VALBY, Denmark & SAN DIEGO—In addition to a new R&D foothold in San Diego, H. Lundbeck A/S is adding a unique discovery platform and a lead compound in an exploratory Phase 2a program for Tourette’s with its planned acquisition of Abide Therapeutics Inc.
Abide’s discovery platform is focused on harnessing the therapeutic potential of one of the largest and most diverse enzyme classes—the serine hydrolases—with the potential to deliver unprecedented compounds across a broad range of central nervous system (CNS) indications. In mammals, serine hydrolases represent roughly 1 percent of all proteins and have vital roles in many pathophysiological processes, including blood clotting, digestion, nervous system signaling, inflammation and cancer.
Under the terms of the definitive agreement the companies have inked, Lundbeck is to acquire Abide for $250 million as an upfront payment, plus additional development and sales milestones of up to $150 million.
“The acquisition of Abide provides us with a differentiated chemo-proteomic platform to discover new classes of drugs for a broad spectrum of brain diseases, starting with those that harness the therapeutic potential of the endocannabinoid system,”said Dr. Deborah Dunsire, president and CEO of Lundbeck. “Abide’s innovative R&D platform provides us with a unique opportunity to strengthen our pipeline now and well into the future, putting Lundbeck in position to deliver multiple new and transformative treatments for brain diseases.”
Abide’s lead molecule ABX-1431 is a potent selective inhibitor of the serine hydrolase monoacylglycerol lipase (MGLL) that potentiates endocannabinoid signaling to restore homeostatic balance in the central nervous system. It has the potential to address multiple indications in psychiatry and neurology, and is initially being explored in clinical trials as a first-of-its-kind compound for the treatment of Tourette syndrome (exploratory Phase 2a) and for neuropathic pain (Phase 1).
“Developing first-in-class CNS mechanisms requires in depth expertise across the spectrum of drug discovery and development. Lundbeck’s commitment to brain health convinced us that together this was the best way to attain Abide’s goal to develop novel therapeutics that make a fundamental difference in the lives of patients with a range of neurological and mood disorders. This, together with the support for the La Jolla discovery site, means that we can continue to leverage the insights of Ben Cravatt’s laboratory at Scripps Research and maintain our outstanding discovery team,” commented Alan Ezekowitz, CEO of Abide.
In addition to the clinical and preclinical programs targeting MGLL, Abide has a pipeline of inhibitors targeting other serine hydrolases that may be pursued as future novel treatments to improve the quality of life for patients living with neurological and/or psychiatric disorders. The chemo-proteomic platform may also be further expanded to characterize other enzyme systems within the serine hydrolase family, leading to the development of additional active agents that modify enzyme function.
After closing of the acquisition deal, Abide’s laboratory in Southern California will become a U.S. drug discovery hub for Lundbeck.
The transaction is expected to be financed by Lundbeck's existing cash reserves.
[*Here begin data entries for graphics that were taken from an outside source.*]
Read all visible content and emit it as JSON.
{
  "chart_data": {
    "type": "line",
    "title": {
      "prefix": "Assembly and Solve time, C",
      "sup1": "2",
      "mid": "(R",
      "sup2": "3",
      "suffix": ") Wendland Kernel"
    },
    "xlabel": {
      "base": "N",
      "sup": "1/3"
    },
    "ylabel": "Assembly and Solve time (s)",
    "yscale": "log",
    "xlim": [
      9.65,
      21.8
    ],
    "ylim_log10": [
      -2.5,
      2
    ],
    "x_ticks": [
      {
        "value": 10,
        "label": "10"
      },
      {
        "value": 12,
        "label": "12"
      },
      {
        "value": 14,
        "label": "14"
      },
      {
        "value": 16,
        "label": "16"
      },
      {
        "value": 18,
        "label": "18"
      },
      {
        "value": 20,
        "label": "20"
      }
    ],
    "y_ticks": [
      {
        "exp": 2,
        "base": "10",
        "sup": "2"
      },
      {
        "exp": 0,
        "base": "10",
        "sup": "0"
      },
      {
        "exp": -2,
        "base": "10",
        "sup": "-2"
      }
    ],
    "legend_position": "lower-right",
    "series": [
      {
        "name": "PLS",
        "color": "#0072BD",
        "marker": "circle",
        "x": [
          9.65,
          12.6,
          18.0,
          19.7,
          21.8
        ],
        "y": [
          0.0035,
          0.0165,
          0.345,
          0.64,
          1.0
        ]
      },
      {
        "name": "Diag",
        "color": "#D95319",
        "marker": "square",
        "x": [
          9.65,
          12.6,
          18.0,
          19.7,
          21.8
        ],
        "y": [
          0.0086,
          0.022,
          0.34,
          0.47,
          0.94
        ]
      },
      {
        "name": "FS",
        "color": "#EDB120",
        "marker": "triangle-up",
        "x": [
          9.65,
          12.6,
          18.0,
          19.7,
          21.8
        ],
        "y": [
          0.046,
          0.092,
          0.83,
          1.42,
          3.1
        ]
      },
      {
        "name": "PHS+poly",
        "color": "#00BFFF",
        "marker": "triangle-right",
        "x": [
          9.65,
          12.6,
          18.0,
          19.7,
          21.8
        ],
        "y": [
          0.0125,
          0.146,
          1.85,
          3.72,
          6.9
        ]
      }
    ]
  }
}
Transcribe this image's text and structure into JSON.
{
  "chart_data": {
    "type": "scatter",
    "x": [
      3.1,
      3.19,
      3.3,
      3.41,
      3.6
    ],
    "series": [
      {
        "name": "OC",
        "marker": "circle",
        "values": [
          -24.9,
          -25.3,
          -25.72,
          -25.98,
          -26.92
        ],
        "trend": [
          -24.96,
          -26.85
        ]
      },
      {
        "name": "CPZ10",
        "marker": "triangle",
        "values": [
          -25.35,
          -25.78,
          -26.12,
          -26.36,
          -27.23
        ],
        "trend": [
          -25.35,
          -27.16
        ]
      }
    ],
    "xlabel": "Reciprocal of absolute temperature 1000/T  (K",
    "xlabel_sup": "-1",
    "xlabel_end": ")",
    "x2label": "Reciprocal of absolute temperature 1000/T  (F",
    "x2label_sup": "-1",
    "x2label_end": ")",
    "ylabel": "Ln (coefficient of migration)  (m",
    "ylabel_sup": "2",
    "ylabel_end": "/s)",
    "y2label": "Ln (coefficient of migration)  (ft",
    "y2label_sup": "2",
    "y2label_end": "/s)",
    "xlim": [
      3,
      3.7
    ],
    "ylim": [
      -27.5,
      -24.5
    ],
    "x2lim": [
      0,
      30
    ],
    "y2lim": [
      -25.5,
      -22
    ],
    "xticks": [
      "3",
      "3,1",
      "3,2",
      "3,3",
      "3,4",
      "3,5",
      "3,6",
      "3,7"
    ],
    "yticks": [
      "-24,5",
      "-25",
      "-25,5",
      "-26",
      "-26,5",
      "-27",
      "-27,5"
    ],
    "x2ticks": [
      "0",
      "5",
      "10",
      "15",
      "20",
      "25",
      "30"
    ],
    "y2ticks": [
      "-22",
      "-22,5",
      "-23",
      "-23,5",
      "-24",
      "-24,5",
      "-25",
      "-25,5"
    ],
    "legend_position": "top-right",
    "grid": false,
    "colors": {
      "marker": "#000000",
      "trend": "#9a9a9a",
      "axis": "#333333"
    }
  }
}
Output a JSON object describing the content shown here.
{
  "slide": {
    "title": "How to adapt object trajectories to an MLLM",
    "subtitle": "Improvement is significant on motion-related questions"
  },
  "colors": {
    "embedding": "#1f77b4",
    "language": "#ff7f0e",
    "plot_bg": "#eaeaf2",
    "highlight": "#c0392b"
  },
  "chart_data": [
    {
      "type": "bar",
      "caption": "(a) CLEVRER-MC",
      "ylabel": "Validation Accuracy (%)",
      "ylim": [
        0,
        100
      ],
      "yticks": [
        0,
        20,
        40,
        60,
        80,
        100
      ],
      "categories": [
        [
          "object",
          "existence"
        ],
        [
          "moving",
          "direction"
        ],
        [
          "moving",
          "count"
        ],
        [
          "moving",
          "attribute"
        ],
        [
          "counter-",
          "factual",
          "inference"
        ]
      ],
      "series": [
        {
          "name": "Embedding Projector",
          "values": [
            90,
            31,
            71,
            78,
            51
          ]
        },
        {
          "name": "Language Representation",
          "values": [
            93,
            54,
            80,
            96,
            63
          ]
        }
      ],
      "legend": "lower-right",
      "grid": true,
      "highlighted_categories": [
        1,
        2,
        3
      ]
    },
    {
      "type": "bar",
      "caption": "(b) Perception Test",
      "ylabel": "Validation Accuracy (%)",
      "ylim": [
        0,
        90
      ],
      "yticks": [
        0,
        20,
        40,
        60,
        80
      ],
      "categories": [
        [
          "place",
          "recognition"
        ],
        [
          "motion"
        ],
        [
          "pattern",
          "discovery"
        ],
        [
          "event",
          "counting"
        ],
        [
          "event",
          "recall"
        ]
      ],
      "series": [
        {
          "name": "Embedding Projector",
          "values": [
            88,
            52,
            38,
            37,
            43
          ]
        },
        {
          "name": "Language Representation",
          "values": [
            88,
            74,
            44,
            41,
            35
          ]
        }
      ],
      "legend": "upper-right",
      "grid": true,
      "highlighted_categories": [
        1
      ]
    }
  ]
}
The board of directors of Abide has unanimously approved the transaction, which is expected to close during the second quarter of 2019, subject to the receipt of customary regulatory approvals, including expiration or termination of the waiting period under the Hart-Scott-Rodino Act in the U.S. According to Lundbeck, the transaction will not have any impact on its 2019 financial guidance range provided in February 2019. The expected operational costs connected to Abide will be covered within the current guidance range for 2019.
Based outside of San Diego in La Jolla, Calif., Abide was founded in 2011 and currently employs around 40 employees. Co-founder Dr. Benjamin F. Cravatt of Scripps Research in La Jolla is a world-leading scientist who has advanced activity-based protein profiling (ABPP) to harness the therapeutic potential of the serine hydrolase enzyme super-family.
ABX-1431 is a first-in-class, investigational oral therapy designed to inhibit monoacylglycerol lipase (MGLL), an enzyme that regulates a key system that serves as a natural brake on excessive brain signaling. Inhibition of MGLL by ABX-1431 may potentiate putting the brakes on overactive neural circuits, which may serve to correct abnormal neurotransmission that is often dysregulated in neurological diseases. ABX-1431 has shown clinically promising data in a Phase 1b placebo-controlled trial in patients with Tourette’s, and Abide is currently testing ABX-1431 in clinical trials for the treatment of both Tourette’s and neuropathic pain. The class of compounds also has potential applicability in a range of other neurologic and psychiatric diseases.